There are a few other niggles.

The Achilles at the start of this story has not been in battle, not killed anyone, yet his reputation as the best of the Greeks precedes him. He is sought out by the Greek army, greeted by the Myrmidons as an all-conquering hero. And he has done nothing to justify this. We, as readers, know his legend; they could not. Would they have set quite such store by prophecy? (And would these mythical creatures really call a midday meal lunch?)

It wasn’t at all Miller’s focus as, paradoxically you might think, the Trojan War was mainly in the background but the mechanics of this conflict nagged at me. In the book it lasts ten years! All that time with men being killed left, right and centre. The Trojans are reinforced from their Anatolian hinterland – but in that case the Greeks weren’t making a good fist of their siege. The logistics of it all are troublesome. How were the Greeks reinforced and resupplied? How were they fed? From where would they have found the hundreds of sheep and cattle for the necessary sacrifices to the gods when things did not go well? The surrounding farms would have been stripped bare rapidly.
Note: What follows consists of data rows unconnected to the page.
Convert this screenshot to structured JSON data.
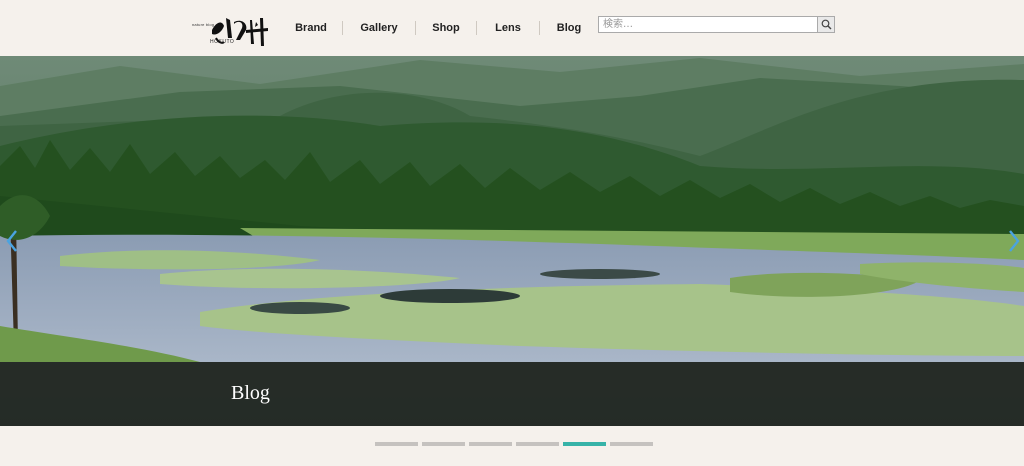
{
  "logo": {
    "main_text": "北斗",
    "sub_text": "nature blog",
    "brand_text": "HOKUTO"
  },
  "nav": {
    "items": [
      {
        "label": "Brand"
      },
      {
        "label": "Gallery"
      },
      {
        "label": "Shop"
      },
      {
        "label": "Lens"
      },
      {
        "label": "Blog"
      }
    ]
  },
  "search": {
    "placeholder": "検索…",
    "icon": "search-icon"
  },
  "hero": {
    "caption": "Blog",
    "prev_icon": "chevron-left-icon",
    "next_icon": "chevron-right-icon",
    "arrow_color": "#4aa3e0"
  },
  "slider": {
    "count": 6,
    "active_index": 4,
    "active_color": "#37b3a8",
    "inactive_color": "#c5c2bf"
  }
}
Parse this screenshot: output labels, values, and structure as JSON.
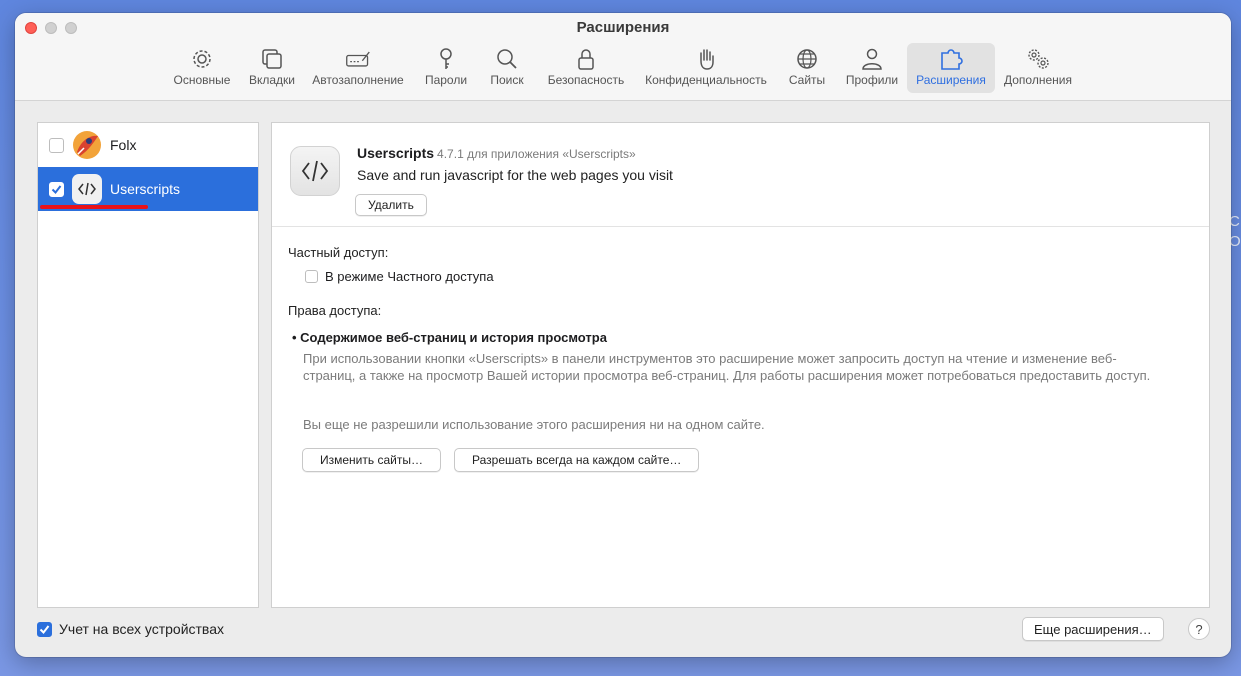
{
  "window": {
    "title": "Расширения"
  },
  "toolbar": {
    "items": [
      {
        "label": "Основные",
        "icon": "gear-icon"
      },
      {
        "label": "Вкладки",
        "icon": "tabs-icon"
      },
      {
        "label": "Автозаполнение",
        "icon": "autofill-icon"
      },
      {
        "label": "Пароли",
        "icon": "key-icon"
      },
      {
        "label": "Поиск",
        "icon": "search-icon"
      },
      {
        "label": "Безопасность",
        "icon": "lock-icon"
      },
      {
        "label": "Конфиденциальность",
        "icon": "hand-icon"
      },
      {
        "label": "Сайты",
        "icon": "globe-icon"
      },
      {
        "label": "Профили",
        "icon": "person-icon"
      },
      {
        "label": "Расширения",
        "icon": "extensions-icon",
        "active": true
      },
      {
        "label": "Дополнения",
        "icon": "gears-icon"
      }
    ]
  },
  "extensions": [
    {
      "name": "Folx",
      "enabled": false
    },
    {
      "name": "Userscripts",
      "enabled": true,
      "selected": true
    }
  ],
  "detail": {
    "name": "Userscripts",
    "version_text": "4.7.1 для приложения «Userscripts»",
    "description": "Save and run javascript for the web pages you visit",
    "delete_label": "Удалить",
    "private_access_label": "Частный доступ:",
    "private_mode_label": "В режиме Частного доступа",
    "permissions_label": "Права доступа:",
    "permission_title": "Содержимое веб-страниц и история просмотра",
    "permission_text": "При использовании кнопки «Userscripts» в панели инструментов это расширение может запросить доступ на чтение и изменение веб-страниц, а также на просмотр Вашей истории просмотра веб-страниц. Для работы расширения может потребоваться предоставить доступ.",
    "permission_note": "Вы еще не разрешили использование этого расширения ни на одном сайте.",
    "edit_sites_label": "Изменить сайты…",
    "allow_always_label": "Разрешать всегда на каждом сайте…"
  },
  "footer": {
    "sync_label": "Учет на всех устройствах",
    "more_label": "Еще расширения…",
    "help_label": "?"
  },
  "edge_text": "С\nОz",
  "colors": {
    "accent": "#2b6fdc",
    "close": "#ff5f57",
    "underline": "#e8121a"
  }
}
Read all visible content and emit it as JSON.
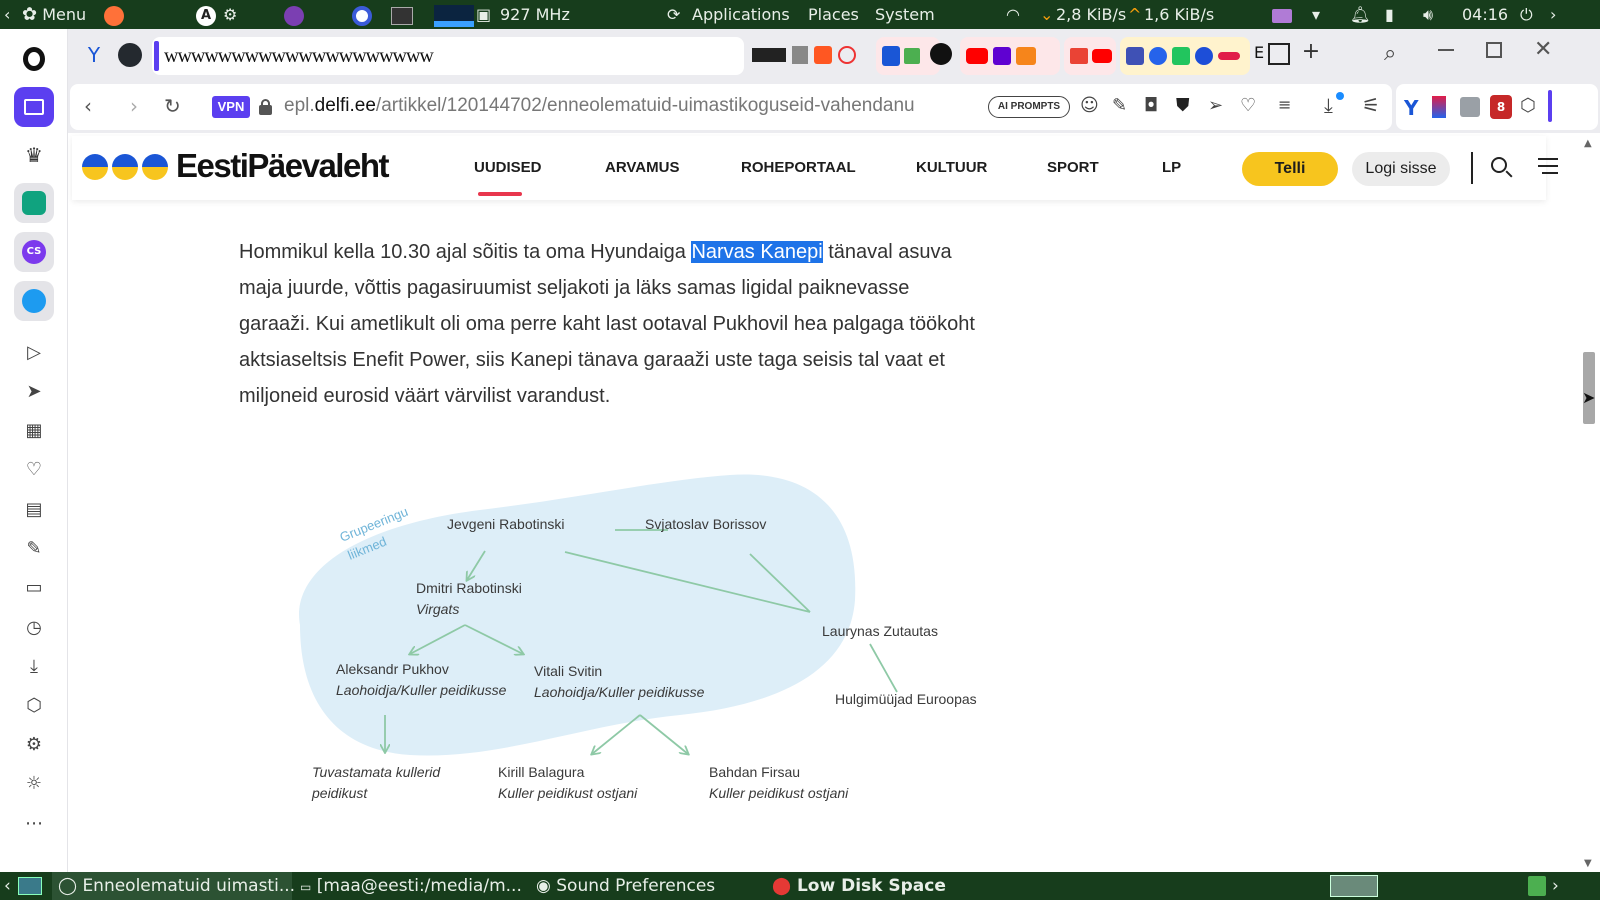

This is by the by and a problem with the source material, not its treatment. The novel is excellent – though structurally a bit off-kilter in its flits between past and present tense narration; and the final chapters do strain somewhat against suspension of disbelief. Despite its mythic connotations it is rooted in human concerns; the love of Achilles and Patroclus for each other, the ties that bind, the actions they drive us to. About life, in other words. And of course, death.